My French class is required immersion (this is related to the previous paragraph, I promise). Something about BYU having the best (aka most intense) college language program. . . Anyways. Last semester, in French 101, it was supposed to be immersion, but my professor never enforced it. It was lovely. This semester is a different story. No English. If you slip up three times you need to A) sing a solo in French in front of the class, or B) bring the entire class treats.

Now I recognize that the aforementioned punishments aren't too bad. I can definitely handle making treats for twenty-five students, but I also happen to be a perfectionist. I don't like messing up. So I've learned a brilliant trick: If I don't know how to say something in French, I don't say anything. Great idea, right?

Wrong.

Every time--every.single.time--I utilize that strategy (which is a lot) I feel ready to explode. I understand what my teacher is asking, I know the answer, but I can't say it in French so I remain silent.

. . .I didn't realize how damaging silent could be. 

I might be imagining it, but I swear I can feel a part of me--that part where the satisfaction of words utilized well is stored--shrink, shrivel, and hide. Almost like it's ashamed that I won't try.

And it should be.

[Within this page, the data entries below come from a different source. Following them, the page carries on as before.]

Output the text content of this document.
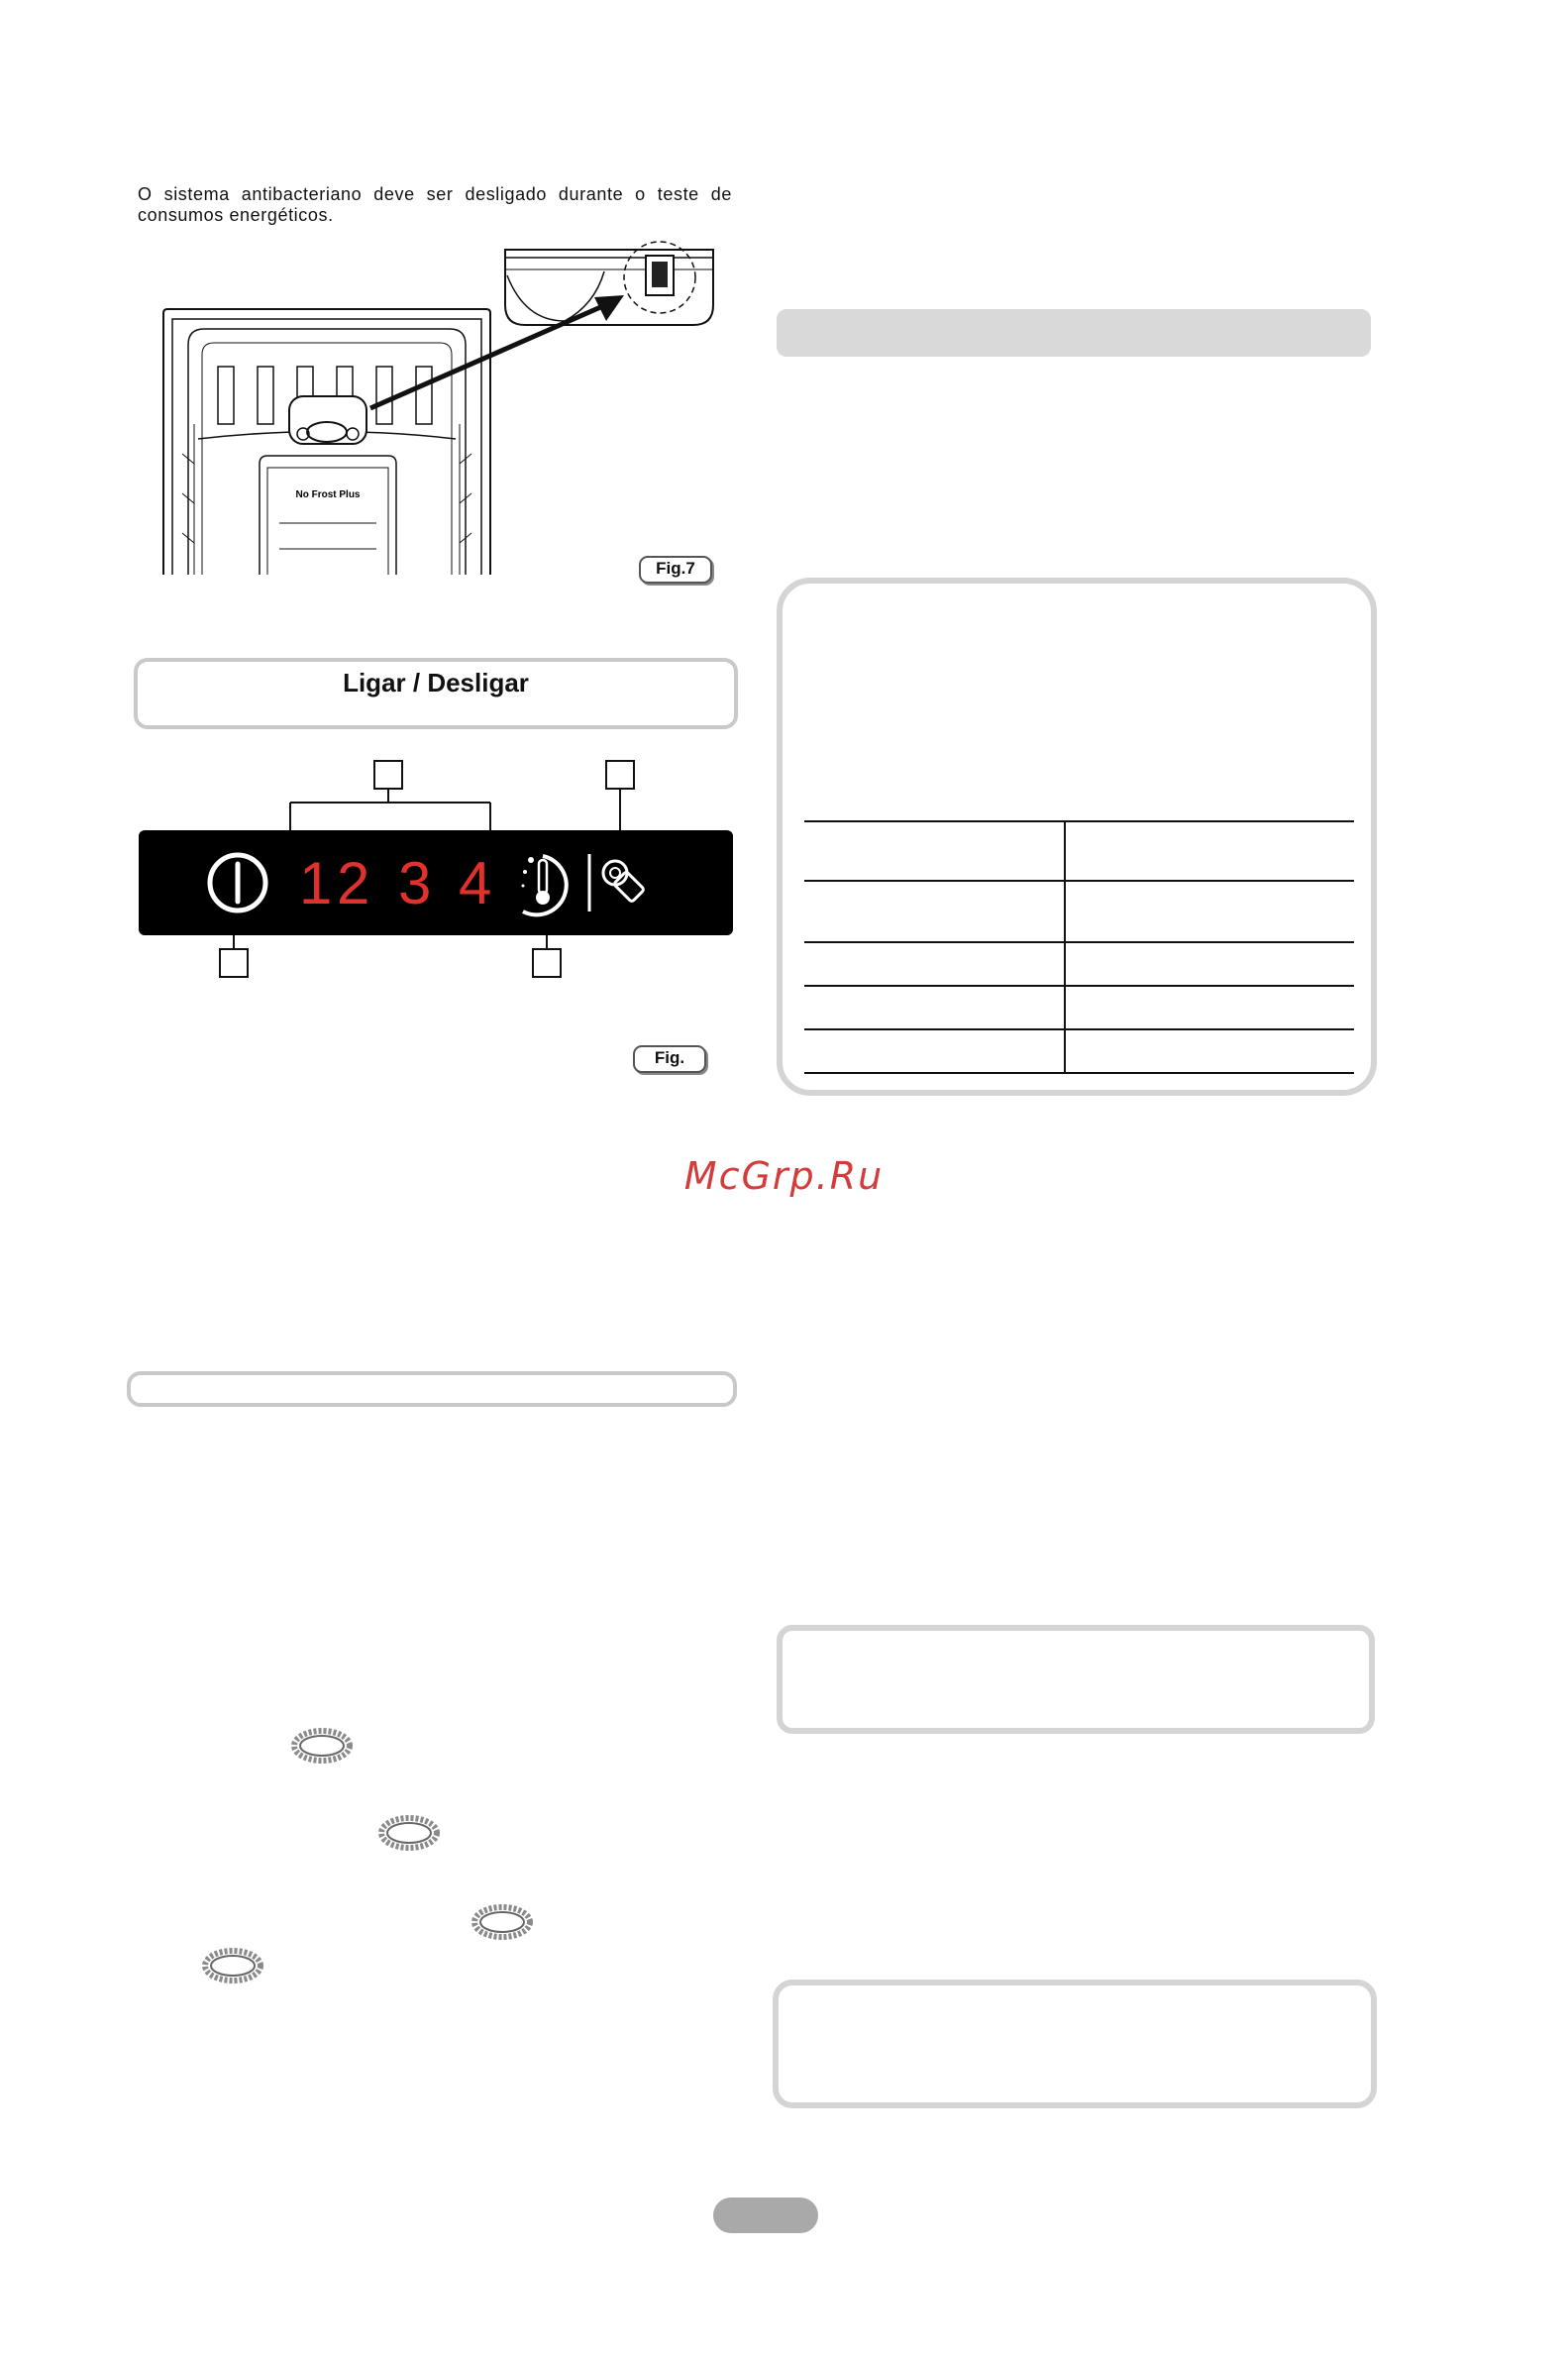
O sistema antibacteriano deve ser desligado durante o teste de consumos energéticos.
No Frost Plus
Fig.7
Ligar / Desligar
1 2 3 4
Fig.

McGrp.Ru
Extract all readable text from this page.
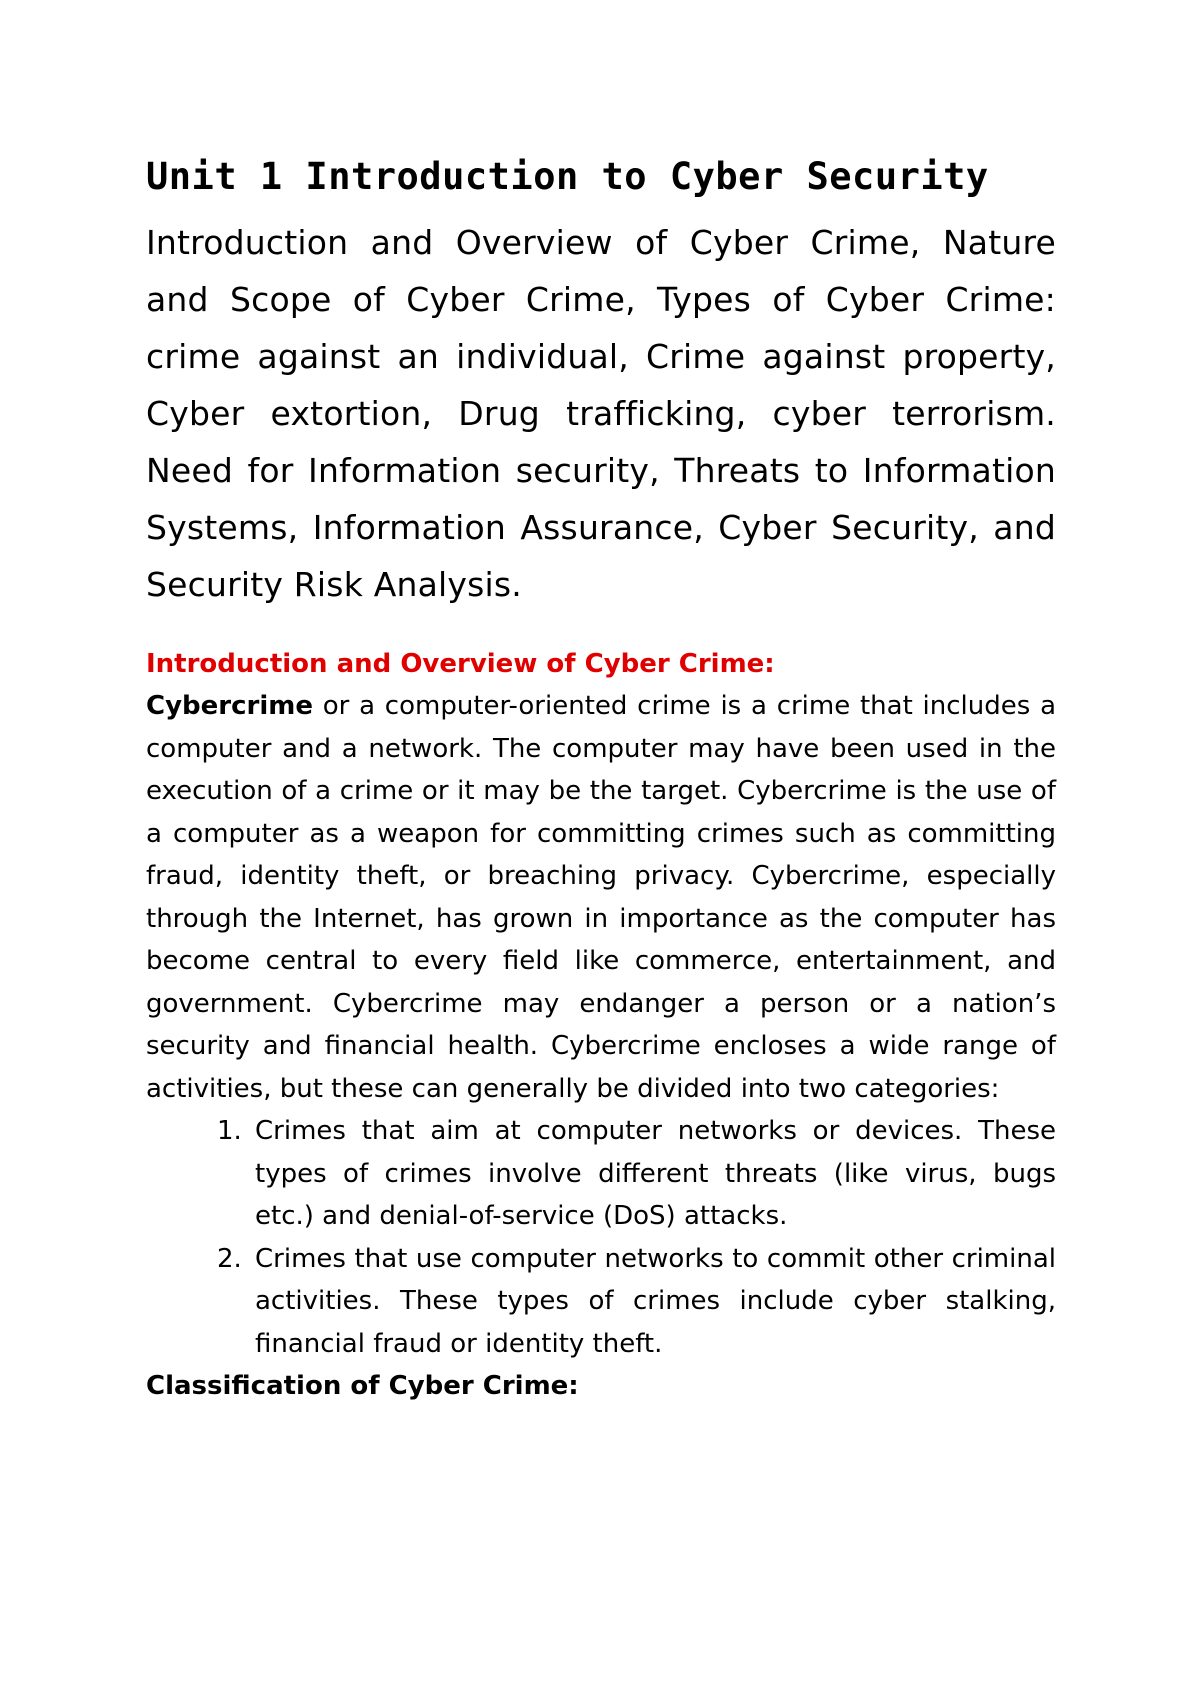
Unit 1 Introduction to Cyber Security

Introduction and Overview of Cyber Crime, Nature and Scope of Cyber Crime, Types of Cyber Crime: crime against an individual, Crime against property, Cyber extortion, Drug trafficking, cyber terrorism. Need for Information security, Threats to Information Systems, Information Assurance, Cyber Security, and Security Risk Analysis.

Introduction and Overview of Cyber Crime:

Cybercrime or a computer-oriented crime is a crime that includes a computer and a network. The computer may have been used in the execution of a crime or it may be the target. Cybercrime is the use of a computer as a weapon for committing crimes such as committing fraud, identity theft, or breaching privacy. Cybercrime, especially through the Internet, has grown in importance as the computer has become central to every field like commerce, entertainment, and government. Cybercrime may endanger a person or a nation’s security and financial health. Cybercrime encloses a wide range of activities, but these can generally be divided into two categories:

1. Crimes that aim at computer networks or devices. These types of crimes involve different threats (like virus, bugs etc.) and denial-of-service (DoS) attacks.
2. Crimes that use computer networks to commit other criminal activities. These types of crimes include cyber stalking, financial fraud or identity theft.
Classification of Cyber Crime:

I know that I'll learn far more from my mistakes than I will from my success, but again. . . I'm a perfectionist. Somehow, failing is too big of a risk for me, even if everyone else around me is doing the same. That's probably not a good thing.

There is one good thing that has come from my inability to express myself in an acceptable manner (acceptable as measured in the French classroom); I've gained an appreciation--albeit a minute one--for how people with communication disorders must feel. My French class has made me grateful that I only have to deal with that stress for fifty minutes, five days a week. Every other time I can say what I want, how I want, and with the confidence I feel. There are some people who have to live with words pushing at the silence their entire lives. There are people out there who have so much to say, so much to share, and no way to share it. I'm grateful I'm not one of those people. I'm grateful that I don't have to feel frustrated because my thoughts will never be known. My words don't have to stay behind the silence. My words can deliver.